Dann wurden sie trotz aller Zweifel auf höchster politischer Ebene zu Co-Entdeckern erklärt: Der französische Premier Jacques Chirac und US-Präsident Ronald Reagan einigten sich darauf, die Patent-Einnahmen aufzuteilen.

Wenige Jahre später aber bekamen die Amerikaner doch Zweifel an der Ehrbarkeit ihres Landsmanns: 1992 beschuldigte eine Kommission der US-Gesundheitsbehörde Gallo des "wissenschaftlichen Fehlverhaltens"; allerdings nahm sie den Beschluss ein Jahr später wieder zurück.

Besonders belastete Gallo eine handschriftliche Anmerkung, die er in das Manuskript seines Mitarbeiters Mikulas Popovic schrieb: Der hatte unter der in wissenschaftlichen Publikationen üblichen Rubrik "Material und Methoden" das Pariser Labor als Quelle für die verwendeten Viren genannt. "Mika, are you crazy?", notierte Gallo.

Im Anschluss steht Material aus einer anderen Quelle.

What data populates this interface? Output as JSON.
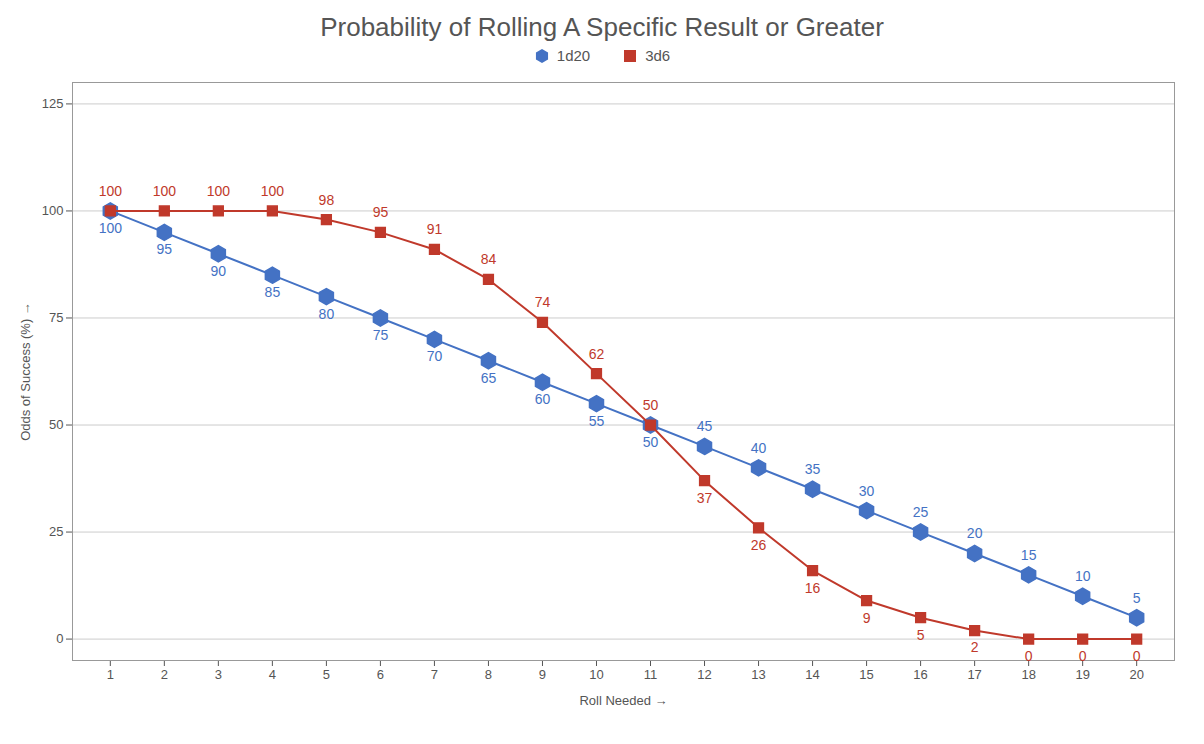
{
  "chart_data": {
    "type": "line",
    "title": "Probability of Rolling A Specific Result or Greater",
    "x_label": "Roll Needed",
    "y_label": "Odds of Success (%)",
    "x": [
      1,
      2,
      3,
      4,
      5,
      6,
      7,
      8,
      9,
      10,
      11,
      12,
      13,
      14,
      15,
      16,
      17,
      18,
      19,
      20
    ],
    "series": [
      {
        "name": "1d20",
        "color": "#4472C4",
        "marker": "hexagon",
        "values": [
          100,
          95,
          90,
          85,
          80,
          75,
          70,
          65,
          60,
          55,
          50,
          45,
          40,
          35,
          30,
          25,
          20,
          15,
          10,
          5
        ]
      },
      {
        "name": "3d6",
        "color": "#C0392B",
        "marker": "square",
        "values": [
          100,
          100,
          100,
          100,
          98,
          95,
          91,
          84,
          74,
          62,
          50,
          37,
          26,
          16,
          9,
          5,
          2,
          0,
          0,
          0
        ]
      }
    ],
    "xlim": [
      0.3,
      20.7
    ],
    "xticks": [
      1,
      2,
      3,
      4,
      5,
      6,
      7,
      8,
      9,
      10,
      11,
      12,
      13,
      14,
      15,
      16,
      17,
      18,
      19,
      20
    ],
    "ylim": [
      -5,
      130
    ],
    "yticks": [
      0,
      25,
      50,
      75,
      100,
      125
    ],
    "grid": "y",
    "legend": "top",
    "data_labels": true
  }
}
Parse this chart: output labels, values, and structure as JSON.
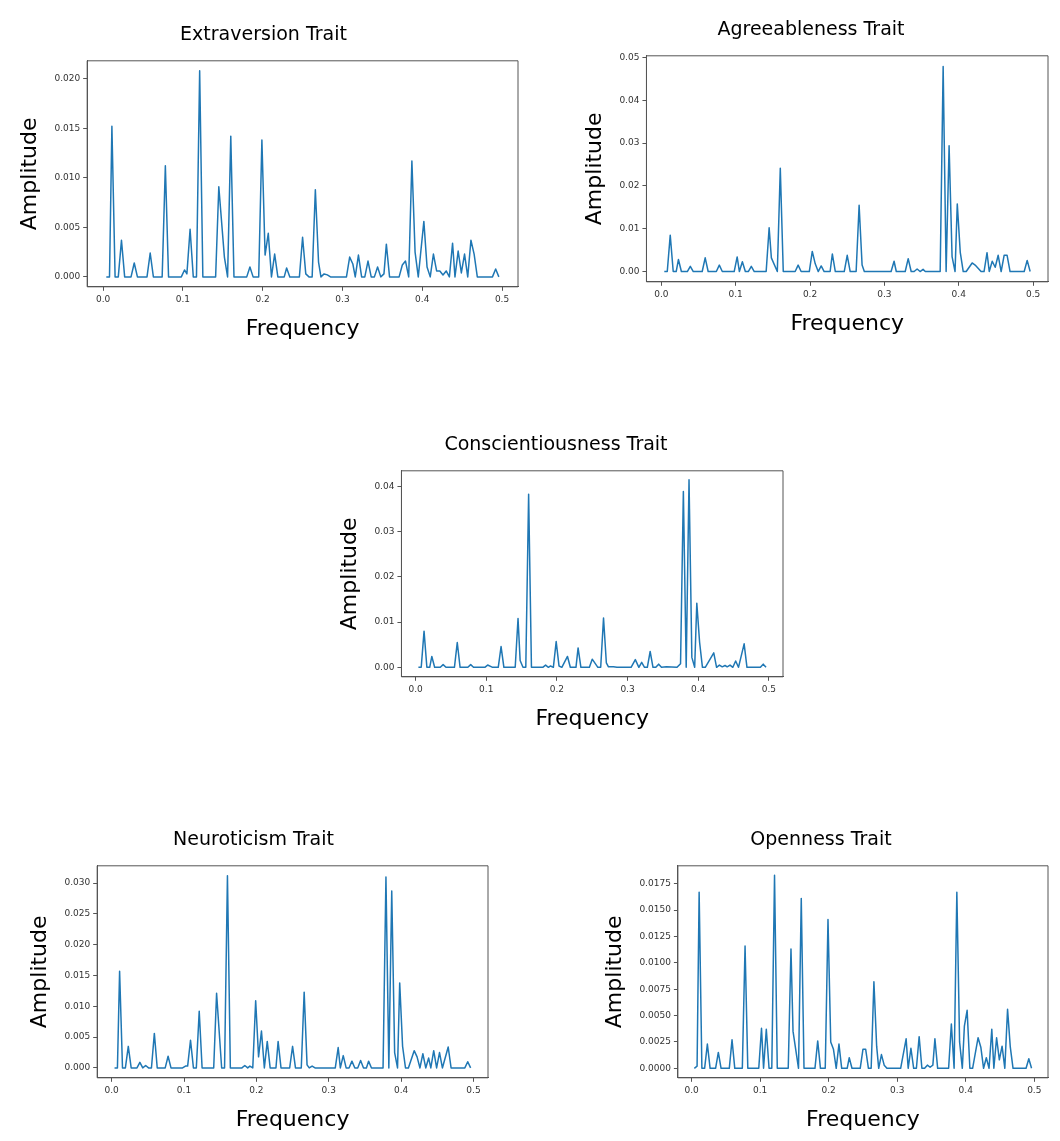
{
  "chart_data": [
    {
      "type": "line",
      "title": "Extraversion Trait",
      "xlabel": "Frequency",
      "ylabel": "Amplitude",
      "xlim": [
        -0.02,
        0.52
      ],
      "ylim": [
        -0.001,
        0.0218
      ],
      "xticks": [
        {
          "value": 0,
          "label": "0.0"
        },
        {
          "value": 0.1,
          "label": "0.1"
        },
        {
          "value": 0.2,
          "label": "0.2"
        },
        {
          "value": 0.3,
          "label": "0.3"
        },
        {
          "value": 0.4,
          "label": "0.4"
        },
        {
          "value": 0.5,
          "label": "0.5"
        }
      ],
      "yticks": [
        {
          "value": 0,
          "label": "0.000"
        },
        {
          "value": 0.005,
          "label": "0.005"
        },
        {
          "value": 0.01,
          "label": "0.010"
        },
        {
          "value": 0.015,
          "label": "0.015"
        },
        {
          "value": 0.02,
          "label": "0.020"
        }
      ],
      "grid": false,
      "series": [
        {
          "color": "#1f77b4",
          "x": [
            0.004,
            0.008,
            0.011,
            0.015,
            0.019,
            0.023,
            0.027,
            0.035,
            0.039,
            0.043,
            0.055,
            0.059,
            0.063,
            0.074,
            0.078,
            0.082,
            0.098,
            0.102,
            0.105,
            0.109,
            0.113,
            0.117,
            0.121,
            0.125,
            0.141,
            0.145,
            0.152,
            0.156,
            0.16,
            0.164,
            0.18,
            0.184,
            0.188,
            0.195,
            0.199,
            0.203,
            0.207,
            0.211,
            0.215,
            0.219,
            0.227,
            0.23,
            0.234,
            0.246,
            0.25,
            0.254,
            0.258,
            0.262,
            0.266,
            0.27,
            0.273,
            0.277,
            0.281,
            0.285,
            0.305,
            0.309,
            0.313,
            0.316,
            0.32,
            0.324,
            0.328,
            0.332,
            0.336,
            0.34,
            0.344,
            0.348,
            0.352,
            0.355,
            0.359,
            0.371,
            0.375,
            0.379,
            0.383,
            0.387,
            0.391,
            0.395,
            0.402,
            0.406,
            0.41,
            0.414,
            0.418,
            0.422,
            0.426,
            0.43,
            0.434,
            0.438,
            0.441,
            0.445,
            0.449,
            0.453,
            0.457,
            0.461,
            0.465,
            0.469,
            0.488,
            0.492,
            0.496
          ],
          "values": [
            0,
            0,
            0.0152,
            0,
            0,
            0.0037,
            0,
            0,
            0.0014,
            0,
            0,
            0.0024,
            0,
            0,
            0.0112,
            0,
            0,
            0.0007,
            0.0003,
            0.0048,
            0,
            0,
            0.0208,
            0,
            0,
            0.0091,
            0.002,
            0,
            0.0142,
            0,
            0,
            0.001,
            0,
            0,
            0.0138,
            0.0022,
            0.0044,
            0,
            0.0023,
            0,
            0,
            0.0009,
            0,
            0,
            0.004,
            0.0003,
            0,
            0,
            0.0088,
            0.0015,
            0,
            0.0003,
            0.0002,
            0,
            0,
            0.002,
            0.0013,
            0,
            0.0022,
            0,
            0,
            0.0016,
            0,
            0,
            0.001,
            0,
            0.0003,
            0.0033,
            0,
            0,
            0.0012,
            0.0016,
            0,
            0.0117,
            0.0025,
            0,
            0.0056,
            0.001,
            0,
            0.0023,
            0.0006,
            0.0006,
            0.0002,
            0.0006,
            0,
            0.0034,
            0,
            0.0026,
            0.0004,
            0.0023,
            0,
            0.0037,
            0.0023,
            0,
            0,
            0.0008,
            0
          ]
        }
      ]
    },
    {
      "type": "line",
      "title": "Agreeableness Trait",
      "xlabel": "Frequency",
      "ylabel": "Amplitude",
      "xlim": [
        -0.02,
        0.52
      ],
      "ylim": [
        -0.0024,
        0.0504
      ],
      "xticks": [
        {
          "value": 0,
          "label": "0.0"
        },
        {
          "value": 0.1,
          "label": "0.1"
        },
        {
          "value": 0.2,
          "label": "0.2"
        },
        {
          "value": 0.3,
          "label": "0.3"
        },
        {
          "value": 0.4,
          "label": "0.4"
        },
        {
          "value": 0.5,
          "label": "0.5"
        }
      ],
      "yticks": [
        {
          "value": 0,
          "label": "0.00"
        },
        {
          "value": 0.01,
          "label": "0.01"
        },
        {
          "value": 0.02,
          "label": "0.02"
        },
        {
          "value": 0.03,
          "label": "0.03"
        },
        {
          "value": 0.04,
          "label": "0.04"
        },
        {
          "value": 0.05,
          "label": "0.05"
        }
      ],
      "grid": false,
      "series": [
        {
          "color": "#1f77b4",
          "x": [
            0.004,
            0.008,
            0.012,
            0.016,
            0.02,
            0.023,
            0.027,
            0.035,
            0.039,
            0.043,
            0.055,
            0.059,
            0.063,
            0.074,
            0.078,
            0.082,
            0.098,
            0.102,
            0.105,
            0.109,
            0.113,
            0.117,
            0.121,
            0.125,
            0.141,
            0.145,
            0.148,
            0.156,
            0.16,
            0.164,
            0.18,
            0.184,
            0.188,
            0.199,
            0.203,
            0.207,
            0.211,
            0.215,
            0.219,
            0.227,
            0.23,
            0.234,
            0.246,
            0.25,
            0.254,
            0.262,
            0.266,
            0.27,
            0.273,
            0.309,
            0.313,
            0.316,
            0.328,
            0.332,
            0.336,
            0.34,
            0.344,
            0.348,
            0.352,
            0.355,
            0.375,
            0.379,
            0.383,
            0.387,
            0.391,
            0.395,
            0.398,
            0.402,
            0.406,
            0.41,
            0.418,
            0.422,
            0.43,
            0.434,
            0.438,
            0.441,
            0.445,
            0.449,
            0.453,
            0.457,
            0.461,
            0.465,
            0.469,
            0.488,
            0.492,
            0.496
          ],
          "values": [
            0,
            0,
            0.0085,
            0,
            0,
            0.0028,
            0,
            0,
            0.0012,
            0,
            0,
            0.0032,
            0,
            0,
            0.0015,
            0,
            0,
            0.0034,
            0,
            0.0023,
            0,
            0,
            0.0012,
            0,
            0,
            0.0102,
            0.0032,
            0,
            0.0241,
            0,
            0,
            0.0015,
            0,
            0,
            0.0047,
            0.0018,
            0,
            0.0013,
            0,
            0,
            0.0041,
            0,
            0,
            0.0038,
            0,
            0,
            0.0155,
            0.0015,
            0,
            0,
            0.0024,
            0,
            0,
            0.003,
            0,
            0,
            0.0006,
            0,
            0.0005,
            0,
            0,
            0.0479,
            0,
            0.0294,
            0.0035,
            0,
            0.0158,
            0.0045,
            0,
            0,
            0.002,
            0.0015,
            0,
            0,
            0.0044,
            0,
            0.0024,
            0.001,
            0.0038,
            0,
            0.0038,
            0.0038,
            0,
            0,
            0.0026,
            0
          ]
        }
      ]
    },
    {
      "type": "line",
      "title": "Conscientiousness Trait",
      "xlabel": "Frequency",
      "ylabel": "Amplitude",
      "xlim": [
        -0.02,
        0.52
      ],
      "ylim": [
        -0.0021,
        0.0435
      ],
      "xticks": [
        {
          "value": 0,
          "label": "0.0"
        },
        {
          "value": 0.1,
          "label": "0.1"
        },
        {
          "value": 0.2,
          "label": "0.2"
        },
        {
          "value": 0.3,
          "label": "0.3"
        },
        {
          "value": 0.4,
          "label": "0.4"
        },
        {
          "value": 0.5,
          "label": "0.5"
        }
      ],
      "yticks": [
        {
          "value": 0,
          "label": "0.00"
        },
        {
          "value": 0.01,
          "label": "0.01"
        },
        {
          "value": 0.02,
          "label": "0.02"
        },
        {
          "value": 0.03,
          "label": "0.03"
        },
        {
          "value": 0.04,
          "label": "0.04"
        }
      ],
      "grid": false,
      "series": [
        {
          "color": "#1f77b4",
          "x": [
            0.004,
            0.008,
            0.012,
            0.016,
            0.02,
            0.023,
            0.027,
            0.035,
            0.039,
            0.043,
            0.055,
            0.059,
            0.063,
            0.074,
            0.078,
            0.082,
            0.098,
            0.102,
            0.109,
            0.117,
            0.121,
            0.125,
            0.141,
            0.145,
            0.148,
            0.152,
            0.156,
            0.16,
            0.164,
            0.18,
            0.184,
            0.188,
            0.191,
            0.195,
            0.199,
            0.203,
            0.207,
            0.215,
            0.219,
            0.227,
            0.23,
            0.234,
            0.246,
            0.25,
            0.258,
            0.262,
            0.266,
            0.27,
            0.273,
            0.28,
            0.285,
            0.305,
            0.311,
            0.316,
            0.32,
            0.324,
            0.328,
            0.332,
            0.336,
            0.34,
            0.344,
            0.348,
            0.355,
            0.37,
            0.375,
            0.379,
            0.383,
            0.387,
            0.391,
            0.395,
            0.398,
            0.402,
            0.406,
            0.41,
            0.422,
            0.426,
            0.43,
            0.434,
            0.438,
            0.441,
            0.445,
            0.449,
            0.453,
            0.457,
            0.465,
            0.469,
            0.488,
            0.492,
            0.496
          ],
          "values": [
            0,
            0,
            0.008,
            0,
            0,
            0.0024,
            0,
            0,
            0.0006,
            0,
            0,
            0.0055,
            0,
            0,
            0.0006,
            0,
            0,
            0.0005,
            0,
            0,
            0.0046,
            0,
            0,
            0.0108,
            0.0015,
            0,
            0,
            0.0383,
            0,
            0,
            0.0005,
            0,
            0.0003,
            0,
            0.0057,
            0.0003,
            0,
            0.0024,
            0,
            0,
            0.0043,
            0,
            0,
            0.0018,
            0,
            0,
            0.0109,
            0.001,
            0.0001,
            0.0001,
            0,
            0,
            0.0017,
            0,
            0.0011,
            0,
            0,
            0.0035,
            0,
            0,
            0.0007,
            0,
            0.0001,
            0,
            0.0008,
            0.0389,
            0,
            0.0415,
            0.0022,
            0,
            0.0142,
            0.0055,
            0,
            0,
            0.0032,
            0,
            0.0005,
            0.0001,
            0.0004,
            0.0001,
            0.0005,
            0,
            0.0014,
            0,
            0.0052,
            0,
            0,
            0.0007,
            0
          ]
        }
      ]
    },
    {
      "type": "line",
      "title": "Neuroticism Trait",
      "xlabel": "Frequency",
      "ylabel": "Amplitude",
      "xlim": [
        -0.02,
        0.52
      ],
      "ylim": [
        -0.0016,
        0.0328
      ],
      "xticks": [
        {
          "value": 0,
          "label": "0.0"
        },
        {
          "value": 0.1,
          "label": "0.1"
        },
        {
          "value": 0.2,
          "label": "0.2"
        },
        {
          "value": 0.3,
          "label": "0.3"
        },
        {
          "value": 0.4,
          "label": "0.4"
        },
        {
          "value": 0.5,
          "label": "0.5"
        }
      ],
      "yticks": [
        {
          "value": 0,
          "label": "0.000"
        },
        {
          "value": 0.005,
          "label": "0.005"
        },
        {
          "value": 0.01,
          "label": "0.010"
        },
        {
          "value": 0.015,
          "label": "0.015"
        },
        {
          "value": 0.02,
          "label": "0.020"
        },
        {
          "value": 0.025,
          "label": "0.025"
        },
        {
          "value": 0.03,
          "label": "0.030"
        }
      ],
      "grid": false,
      "series": [
        {
          "color": "#1f77b4",
          "x": [
            0.004,
            0.008,
            0.011,
            0.015,
            0.019,
            0.023,
            0.027,
            0.035,
            0.039,
            0.043,
            0.047,
            0.051,
            0.055,
            0.059,
            0.063,
            0.074,
            0.078,
            0.082,
            0.098,
            0.102,
            0.105,
            0.109,
            0.113,
            0.117,
            0.121,
            0.125,
            0.141,
            0.145,
            0.152,
            0.156,
            0.16,
            0.164,
            0.18,
            0.184,
            0.188,
            0.191,
            0.195,
            0.199,
            0.203,
            0.207,
            0.211,
            0.215,
            0.219,
            0.227,
            0.23,
            0.234,
            0.246,
            0.25,
            0.254,
            0.262,
            0.266,
            0.27,
            0.273,
            0.277,
            0.281,
            0.309,
            0.313,
            0.316,
            0.32,
            0.324,
            0.328,
            0.332,
            0.336,
            0.34,
            0.344,
            0.348,
            0.352,
            0.355,
            0.359,
            0.375,
            0.379,
            0.383,
            0.387,
            0.391,
            0.395,
            0.398,
            0.402,
            0.406,
            0.41,
            0.418,
            0.422,
            0.426,
            0.43,
            0.434,
            0.438,
            0.441,
            0.445,
            0.449,
            0.453,
            0.457,
            0.465,
            0.469,
            0.488,
            0.492,
            0.496
          ],
          "values": [
            0,
            0,
            0.0157,
            0,
            0,
            0.0035,
            0,
            0,
            0.0009,
            0,
            0.0004,
            0,
            0,
            0.0056,
            0,
            0,
            0.0019,
            0,
            0,
            0.0003,
            0.0003,
            0.0045,
            0,
            0,
            0.0092,
            0,
            0,
            0.0121,
            0,
            0,
            0.0312,
            0,
            0,
            0.0004,
            0,
            0.0003,
            0,
            0.0109,
            0.0018,
            0.006,
            0,
            0.0043,
            0,
            0,
            0.0043,
            0,
            0,
            0.0035,
            0,
            0,
            0.0123,
            0.0005,
            0,
            0.0003,
            0,
            0,
            0.0033,
            0,
            0.002,
            0,
            0,
            0.0011,
            0,
            0,
            0.0012,
            0,
            0,
            0.0011,
            0,
            0,
            0.031,
            0,
            0.0287,
            0.0025,
            0,
            0.0138,
            0.0035,
            0,
            0,
            0.0028,
            0.0018,
            0,
            0.0023,
            0,
            0.0016,
            0,
            0.0028,
            0,
            0.0025,
            0,
            0.0034,
            0,
            0,
            0.001,
            0
          ]
        }
      ]
    },
    {
      "type": "line",
      "title": "Openness Trait",
      "xlabel": "Frequency",
      "ylabel": "Amplitude",
      "xlim": [
        -0.02,
        0.52
      ],
      "ylim": [
        -0.0009,
        0.0192
      ],
      "xticks": [
        {
          "value": 0,
          "label": "0.0"
        },
        {
          "value": 0.1,
          "label": "0.1"
        },
        {
          "value": 0.2,
          "label": "0.2"
        },
        {
          "value": 0.3,
          "label": "0.3"
        },
        {
          "value": 0.4,
          "label": "0.4"
        },
        {
          "value": 0.5,
          "label": "0.5"
        }
      ],
      "yticks": [
        {
          "value": 0,
          "label": "0.0000"
        },
        {
          "value": 0.0025,
          "label": "0.0025"
        },
        {
          "value": 0.005,
          "label": "0.0050"
        },
        {
          "value": 0.0075,
          "label": "0.0075"
        },
        {
          "value": 0.01,
          "label": "0.0100"
        },
        {
          "value": 0.0125,
          "label": "0.0125"
        },
        {
          "value": 0.015,
          "label": "0.0150"
        },
        {
          "value": 0.0175,
          "label": "0.0175"
        }
      ],
      "grid": false,
      "series": [
        {
          "color": "#1f77b4",
          "x": [
            0.004,
            0.008,
            0.011,
            0.015,
            0.019,
            0.023,
            0.027,
            0.035,
            0.039,
            0.043,
            0.055,
            0.059,
            0.063,
            0.074,
            0.078,
            0.082,
            0.098,
            0.102,
            0.105,
            0.109,
            0.113,
            0.117,
            0.121,
            0.125,
            0.141,
            0.145,
            0.148,
            0.156,
            0.16,
            0.164,
            0.18,
            0.184,
            0.188,
            0.195,
            0.199,
            0.203,
            0.207,
            0.211,
            0.215,
            0.219,
            0.227,
            0.23,
            0.234,
            0.246,
            0.25,
            0.254,
            0.258,
            0.262,
            0.266,
            0.27,
            0.273,
            0.277,
            0.281,
            0.285,
            0.305,
            0.313,
            0.316,
            0.32,
            0.324,
            0.328,
            0.332,
            0.336,
            0.34,
            0.344,
            0.348,
            0.352,
            0.355,
            0.359,
            0.375,
            0.379,
            0.383,
            0.387,
            0.391,
            0.395,
            0.398,
            0.402,
            0.406,
            0.41,
            0.418,
            0.422,
            0.426,
            0.43,
            0.434,
            0.438,
            0.441,
            0.445,
            0.449,
            0.453,
            0.457,
            0.461,
            0.465,
            0.469,
            0.488,
            0.492,
            0.496
          ],
          "values": [
            0,
            0.0002,
            0.0167,
            0,
            0,
            0.0023,
            0,
            0,
            0.0015,
            0,
            0,
            0.0027,
            0,
            0,
            0.0116,
            0,
            0,
            0.0038,
            0,
            0.0037,
            0,
            0,
            0.0183,
            0,
            0,
            0.0113,
            0.0035,
            0,
            0.0161,
            0,
            0,
            0.0026,
            0,
            0,
            0.0141,
            0.0025,
            0.0018,
            0,
            0.0023,
            0,
            0,
            0.001,
            0,
            0,
            0.0018,
            0.0018,
            0,
            0,
            0.0082,
            0.0021,
            0,
            0.0013,
            0.0003,
            0,
            0,
            0.0028,
            0,
            0.0019,
            0,
            0,
            0.003,
            0,
            0,
            0.0003,
            0.0001,
            0.0003,
            0.0028,
            0,
            0,
            0.0042,
            0,
            0.0167,
            0.0025,
            0,
            0.004,
            0.0055,
            0,
            0,
            0.0029,
            0.002,
            0,
            0.001,
            0,
            0.0037,
            0,
            0.0029,
            0.0008,
            0.0021,
            0,
            0.0056,
            0.002,
            0,
            0,
            0.0009,
            0
          ]
        }
      ]
    }
  ]
}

Zuletzt normalisierte sich das Verhältnis der beiden Virologen zumindest ein wenig. Man bekam gemeinsam Preise und nahm sie auch zähneknirschend gemeinsam an.

Nur eine Auszeichnung gab es nicht, obwohl die ganze Welt darauf wartete: den Nobelpreis, der ohne die Schlammschlacht wohl längst für die Entdeckung eines so bedeutenden Krankheitserregers vergeben worden wäre. Nun ist sich die Szene einig, dass das Nobel-Komitee richtig und vernünftig entschieden hat. "Eine bemerkenswerte Entscheidung", lobt Bernhard Fleckenstein von der Universität Erlangen/Nürnberg, auch wenn sie "eine kräftige Ohrfeige für Bob" bedeute.